Safety outcomes were consistent with semaglutide’s established profile in metabolic indications. Adverse events were reported in more than 90% of participants receiving the drug, compared with about 85% in the placebo group. Gastrointestinal symptoms were the most common. Five deaths were considered treatment-related by investigators, including one in the semaglutide group and four in the placebo arm.
Additional analyses showed no delay in progression from mild cognitive impairment to dementia over the course of the trials, reinforcing the primary findings.
Broader Evidence Expands Alzheimer’s Research Focus
The results come as Alzheimer’s research continues to expand beyond traditional amyloid-targeting approaches, incorporating biomarkers, clinical events, and lifestyle factors into disease models.
Recent studies have identified blood-based biomarkers such as p-tau217 and GFAP as strong predictors of disease progression. Elevated levels of these markers have been associated with accelerated declines in cognition and daily functioning, supporting their use in early detection and patient stratification.
Acute clinical events also play a role. Episodes of delirium have been linked to faster disease progression, with measurable impacts on cognitive decline that can exceed those observed in some therapeutic trials. These findings suggest that managing acute neurological complications may be critical to improving outcomes.
Lifestyle factors, particularly sleep, are also gaining attention. Longitudinal research indicates that chronic insomnia can increase dementia risk and contribute to structural brain changes associated with neurodegeneration.

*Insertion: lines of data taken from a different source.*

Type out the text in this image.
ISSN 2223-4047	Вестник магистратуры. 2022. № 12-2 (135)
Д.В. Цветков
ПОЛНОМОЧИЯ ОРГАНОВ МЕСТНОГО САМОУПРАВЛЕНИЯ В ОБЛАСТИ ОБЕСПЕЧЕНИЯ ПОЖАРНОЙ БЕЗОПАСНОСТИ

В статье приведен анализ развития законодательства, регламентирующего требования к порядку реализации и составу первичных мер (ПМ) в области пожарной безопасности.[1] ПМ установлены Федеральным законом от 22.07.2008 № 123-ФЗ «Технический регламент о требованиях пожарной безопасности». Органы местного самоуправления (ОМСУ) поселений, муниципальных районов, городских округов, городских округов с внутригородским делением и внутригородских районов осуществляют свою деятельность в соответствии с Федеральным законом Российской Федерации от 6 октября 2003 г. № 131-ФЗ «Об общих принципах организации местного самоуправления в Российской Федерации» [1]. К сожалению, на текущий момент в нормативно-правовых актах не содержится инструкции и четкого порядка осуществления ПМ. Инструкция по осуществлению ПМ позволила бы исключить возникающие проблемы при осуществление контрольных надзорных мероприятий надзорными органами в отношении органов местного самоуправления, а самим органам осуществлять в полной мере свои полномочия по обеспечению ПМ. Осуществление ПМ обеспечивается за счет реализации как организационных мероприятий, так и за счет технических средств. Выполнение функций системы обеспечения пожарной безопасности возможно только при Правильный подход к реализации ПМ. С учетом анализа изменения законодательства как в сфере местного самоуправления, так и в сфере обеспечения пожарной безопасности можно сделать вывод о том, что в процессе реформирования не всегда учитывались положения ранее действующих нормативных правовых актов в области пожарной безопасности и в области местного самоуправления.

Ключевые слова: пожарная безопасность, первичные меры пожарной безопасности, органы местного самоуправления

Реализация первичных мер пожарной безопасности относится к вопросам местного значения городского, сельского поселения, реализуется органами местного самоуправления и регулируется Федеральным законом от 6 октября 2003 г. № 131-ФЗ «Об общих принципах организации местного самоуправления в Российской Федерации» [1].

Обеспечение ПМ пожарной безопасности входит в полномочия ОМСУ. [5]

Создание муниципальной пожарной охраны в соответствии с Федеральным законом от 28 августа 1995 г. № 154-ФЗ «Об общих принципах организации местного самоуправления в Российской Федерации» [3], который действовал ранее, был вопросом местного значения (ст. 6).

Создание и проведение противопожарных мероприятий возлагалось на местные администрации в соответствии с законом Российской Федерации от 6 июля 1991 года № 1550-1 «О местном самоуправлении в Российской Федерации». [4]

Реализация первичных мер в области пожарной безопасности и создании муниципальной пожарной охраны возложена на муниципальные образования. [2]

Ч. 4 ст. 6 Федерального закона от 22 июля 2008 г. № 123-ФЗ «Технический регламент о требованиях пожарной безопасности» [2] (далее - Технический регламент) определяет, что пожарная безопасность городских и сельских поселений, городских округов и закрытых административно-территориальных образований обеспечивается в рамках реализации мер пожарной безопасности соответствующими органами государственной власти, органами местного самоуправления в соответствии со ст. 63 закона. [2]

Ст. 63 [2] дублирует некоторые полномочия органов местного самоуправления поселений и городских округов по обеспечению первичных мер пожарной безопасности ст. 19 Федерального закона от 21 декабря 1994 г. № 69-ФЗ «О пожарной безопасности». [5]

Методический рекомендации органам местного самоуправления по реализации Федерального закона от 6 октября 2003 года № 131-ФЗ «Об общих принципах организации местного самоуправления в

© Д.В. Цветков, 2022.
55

Behavioral interventions are increasingly viewed as complementary strategies in disease management.
Globally, an estimated 55 million people live with dementia, with projections reaching 78 million by 2030. In Mexico, approximately 7.8% of adults over age 60 are affected, with prevalence expected to rise as the population ages.
GLP-1 Market Advances Despite Setback
The outcome of the semaglutide trials contrasts with continued growth in the GLP-1 receptor agonist market for metabolic diseases.
Eli Lilly and Company recently reported that its investigational oral GLP-1 candidate outperformed semaglutide in a head-to-head Phase 3 trial for type 2 diabetes. The study showed greater reductions in blood glucose and body weight over 52 weeks, reinforcing competition in the oral GLP-1 segment.
At the same time, regulatory momentum continues for semaglutide in obesity and diabetes care, including oral formulations that expand access beyond injectable therapies. Global health authorities have endorsed GLP-1 drugs for long-term obesity management, though access remains limited by cost and healthcare system constraints.
In markets such as Mexico, where obesity and type 2 diabetes prevalence remain high, pharmaceutical companies are increasing investment in clinical research and access strategies. These dynamics underscore the continued relevance of GLP-1 therapies in cardiometabolic care.
For stakeholders, the evoke+ results define a clearer boundary for semaglutide’s role. While the drug remains central in metabolic treatment, its inability to demonstrate efficacy in Alzheimer’s disease may redirect research toward combination approaches and alternative targets.
As more than 70% of the Alzheimer’s pipeline now focuses on non-amyloid mechanisms, the findings reinforce the complexity of the disease and the need for multidimensional strategies to achieve meaningful clinical outcomes.